Renowned Canadian art dealer Jared Sable died earlier this week at the age of 77. His funeral was held yesterday in Toronto.
Sable was a steadfast presence on the Toronto art scene for more than three decades. His Yorkville-based gallery, which opened in 1973 as the Jared Sable Gallery and was soon renamed Sable-Castelli Gallery in partnership with famed New York dealer and Sable friend Leo Castelli, was a key venue for bringing cutting-edge work by international artists to the city—Andy Warhol, Richard Artschwager, James Rosenquist, Frank Stella and Eric Fischl among them.
The gallery’s debut exhibitions—one of abstract expressionist painting by Robert Rauschenberg, Jasper Johns and others, followed by conceptual minimalism by Richard Serra, Lawrence Weiner, Dan Flavin and Donald Judd—highlighted not only the deep influence and support Castelli would carry throughout Sable’s career, but also the integral part Sable himself would have in broadening the perspectives of the city’s traditionally conservative museum and collector crowd.
Through the 1980s, Sable played an equally important role in launching and supporting the careers of many of today’s best-known contemporary Canadian artists. The likes of Joanne Tod, Barbara Astman, Betty Goodwin, David Urban, Suzy Lake, Tim Zuck, Howard Lonn, Melvin Charney, Tony Scherman, David Craven, Gina Rorai and Will Gorlitz were all regulars at one time or another in the Sable-Castelli roster.

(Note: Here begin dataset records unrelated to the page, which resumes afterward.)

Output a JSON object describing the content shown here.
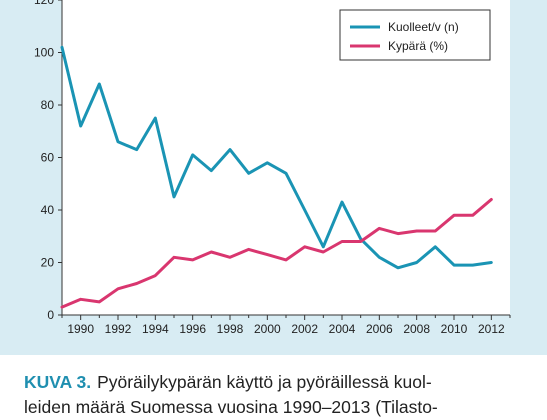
{
  "chart_data": {
    "type": "line",
    "x": [
      1989,
      1990,
      1991,
      1992,
      1993,
      1994,
      1995,
      1996,
      1997,
      1998,
      1999,
      2000,
      2001,
      2002,
      2003,
      2004,
      2005,
      2006,
      2007,
      2008,
      2009,
      2010,
      2011,
      2012,
      2013
    ],
    "series": [
      {
        "name": "Kuolleet/v (n)",
        "color": "#1a94b4",
        "values": [
          102,
          72,
          88,
          66,
          63,
          75,
          45,
          61,
          55,
          63,
          54,
          58,
          54,
          40,
          26,
          43,
          29,
          22,
          18,
          20,
          26,
          19,
          19,
          20,
          null
        ]
      },
      {
        "name": "Kypärä (%)",
        "color": "#d9366f",
        "values": [
          3,
          6,
          5,
          10,
          12,
          15,
          22,
          21,
          24,
          22,
          25,
          23,
          21,
          26,
          24,
          28,
          28,
          33,
          31,
          32,
          32,
          38,
          38,
          44,
          null
        ]
      }
    ],
    "xticks": [
      1990,
      1992,
      1994,
      1996,
      1998,
      2000,
      2002,
      2004,
      2006,
      2008,
      2010,
      2012
    ],
    "xtick_labels": [
      "1990",
      "1992",
      "1994",
      "1996",
      "1998",
      "2000",
      "2002",
      "2004",
      "2006",
      "2008",
      "2010",
      "2012"
    ],
    "yticks": [
      0,
      20,
      40,
      60,
      80,
      100,
      120
    ],
    "ytick_labels": [
      "0",
      "20",
      "40",
      "60",
      "80",
      "100",
      "120"
    ],
    "xlim": [
      1989,
      2013
    ],
    "ylim": [
      0,
      120
    ],
    "legend_position": "top-right",
    "xlabel": "",
    "ylabel": "",
    "title": ""
  },
  "caption": {
    "label": "KUVA 3.",
    "line1": "Pyöräilykypärän käyttö ja pyöräillessä kuol-",
    "line2": "leiden määrä Suomessa vuosina 1990–2013 (Tilasto-"
  }
}
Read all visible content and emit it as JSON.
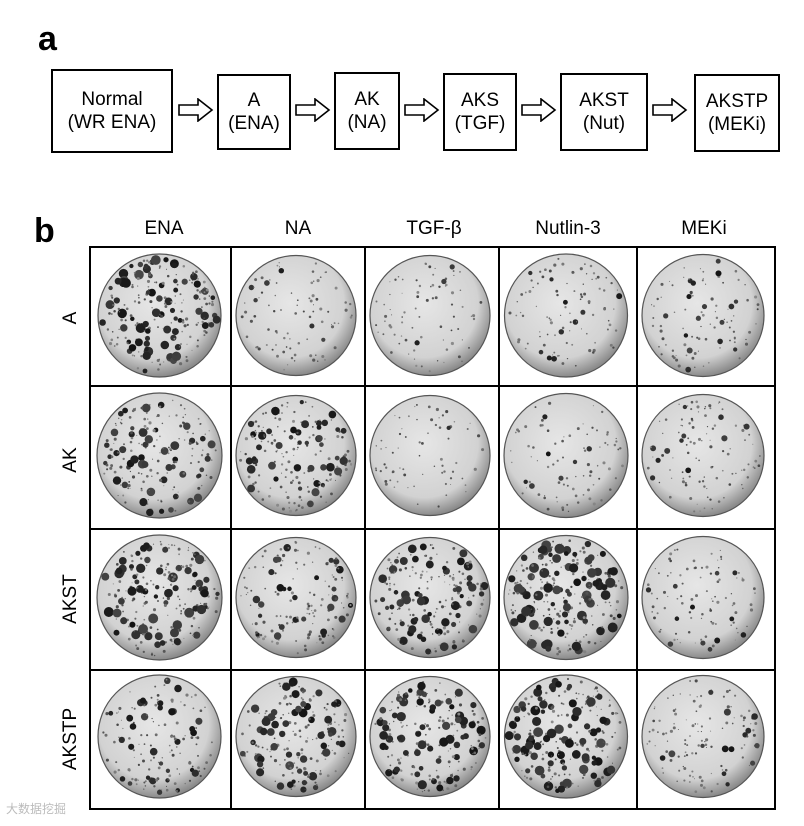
{
  "panel_a": {
    "label": "a",
    "steps": [
      {
        "line1": "Normal",
        "line2": "(WR ENA)"
      },
      {
        "line1": "A",
        "line2": "(ENA)"
      },
      {
        "line1": "AK",
        "line2": "(NA)"
      },
      {
        "line1": "AKS",
        "line2": "(TGF)"
      },
      {
        "line1": "AKST",
        "line2": "(Nut)"
      },
      {
        "line1": "AKSTP",
        "line2": "(MEKi)"
      }
    ]
  },
  "panel_b": {
    "label": "b",
    "columns": [
      "ENA",
      "NA",
      "TGF-β",
      "Nutlin-3",
      "MEKi"
    ],
    "rows": [
      "A",
      "AK",
      "AKST",
      "AKSTP"
    ],
    "colony_density": [
      [
        0.9,
        0.25,
        0.2,
        0.3,
        0.3
      ],
      [
        0.75,
        0.7,
        0.15,
        0.25,
        0.35
      ],
      [
        0.9,
        0.55,
        0.75,
        0.95,
        0.3
      ],
      [
        0.55,
        0.75,
        0.8,
        0.9,
        0.45
      ]
    ]
  },
  "watermark": "大数据挖掘"
}
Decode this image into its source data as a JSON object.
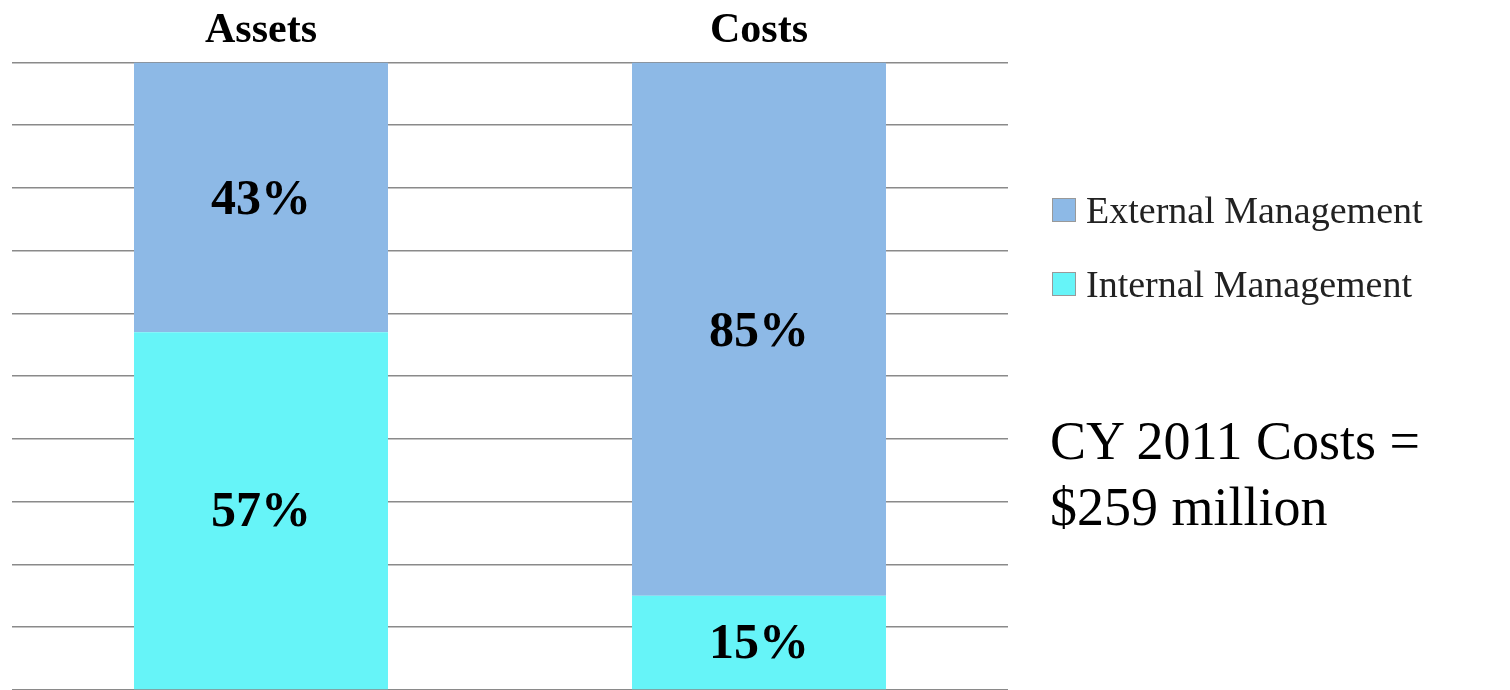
{
  "chart_data": {
    "type": "bar",
    "stacked": true,
    "categories": [
      "Assets",
      "Costs"
    ],
    "series": [
      {
        "name": "Internal Management",
        "color": "#66f4f8",
        "values": [
          57,
          15
        ],
        "value_labels": [
          "57%",
          "15%"
        ]
      },
      {
        "name": "External Management",
        "color": "#8db9e6",
        "values": [
          43,
          85
        ],
        "value_labels": [
          "43%",
          "85%"
        ]
      }
    ],
    "ylim": [
      0,
      100
    ],
    "yticks": [
      {
        "value": 0,
        "label": null
      },
      {
        "value": 10,
        "label": null
      },
      {
        "value": 20,
        "label": null
      },
      {
        "value": 30,
        "label": null
      },
      {
        "value": 40,
        "label": null
      },
      {
        "value": 50,
        "label": null
      },
      {
        "value": 60,
        "label": null
      },
      {
        "value": 70,
        "label": null
      },
      {
        "value": 80,
        "label": null
      },
      {
        "value": 90,
        "label": null
      },
      {
        "value": 100,
        "label": null
      }
    ],
    "tick_labels": "x",
    "grid": "y",
    "legend": "right",
    "annotations": [
      "CY 2011 Costs = $259 million"
    ]
  }
}
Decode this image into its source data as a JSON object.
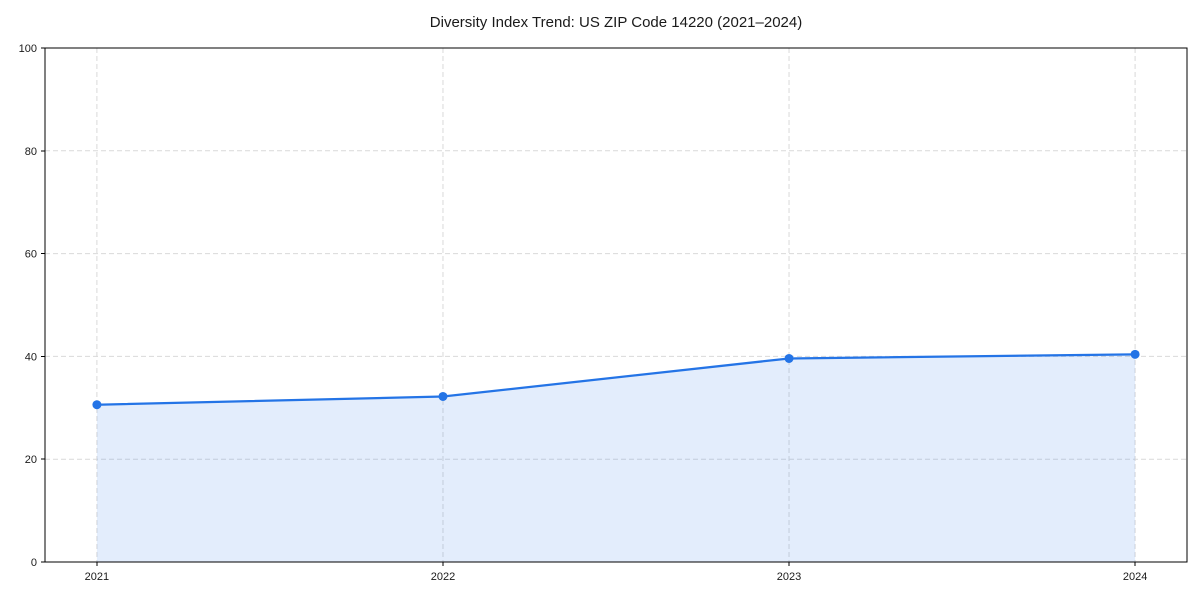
{
  "chart": {
    "title": "Diversity Index Trend: US ZIP Code 14220 (2021–2024)"
  },
  "chart_data": {
    "type": "area",
    "title": "Diversity Index Trend: US ZIP Code 14220 (2021–2024)",
    "x": [
      2021,
      2022,
      2023,
      2024
    ],
    "categories": [
      "2021",
      "2022",
      "2023",
      "2024"
    ],
    "series": [
      {
        "name": "Diversity Index",
        "values": [
          30.6,
          32.2,
          39.6,
          40.4
        ]
      }
    ],
    "xlabel": "",
    "ylabel": "",
    "ylim": [
      0,
      100
    ],
    "yticks": [
      0,
      20,
      40,
      60,
      80,
      100
    ],
    "grid": true,
    "grid_style": "dashed",
    "legend": false,
    "marker": "circle",
    "colors": {
      "line": "#2474e6",
      "marker": "#2474e6",
      "fill_rgba": "rgba(36,116,230,0.13)",
      "grid": "#d9d9d9",
      "spine": "#000000",
      "text": "#1a1a1a",
      "background": "#ffffff"
    }
  }
}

“In the late 80s, when things in Yorkville were roaring,” recalls Sable’s long-time friend and art-dealer colleague Nicholas Metivier, “you could look down on the intersection of Scollard and Hazelton from the top floor of Mira’s [Mira Godard Gallery] on Saturdays when there were Porsches parked bumper to bumper around the corner and people were packed in there for the Scherman or the Craven show…. It was real action, and he was really important.”
The gallery remained a blue-chip anchor on the Toronto and Canadian art scene until its closure in 2005. In the 2000s, the gallery hosted exhibitions by Jessica Stockholder, Robert Youds, Taras Polataiko and Spring Hurlbut, among other artists.
Widely known in the art world for his gruff demeanour (a Globe and Mail article marking the closure of the gallery pegged him as an “artful codger”), Sable’s real legacy boils down to an uncompromising dedication and vision.
“I think one of his great talents was his loyalty and his stubbornness,” says Metivier. “This whole deal of being supportive and nurturing and sticking by his artists was his style. And you have to have a great eye. I don’t think you can make a great eye. You either have it or you don’t. Jared had it.”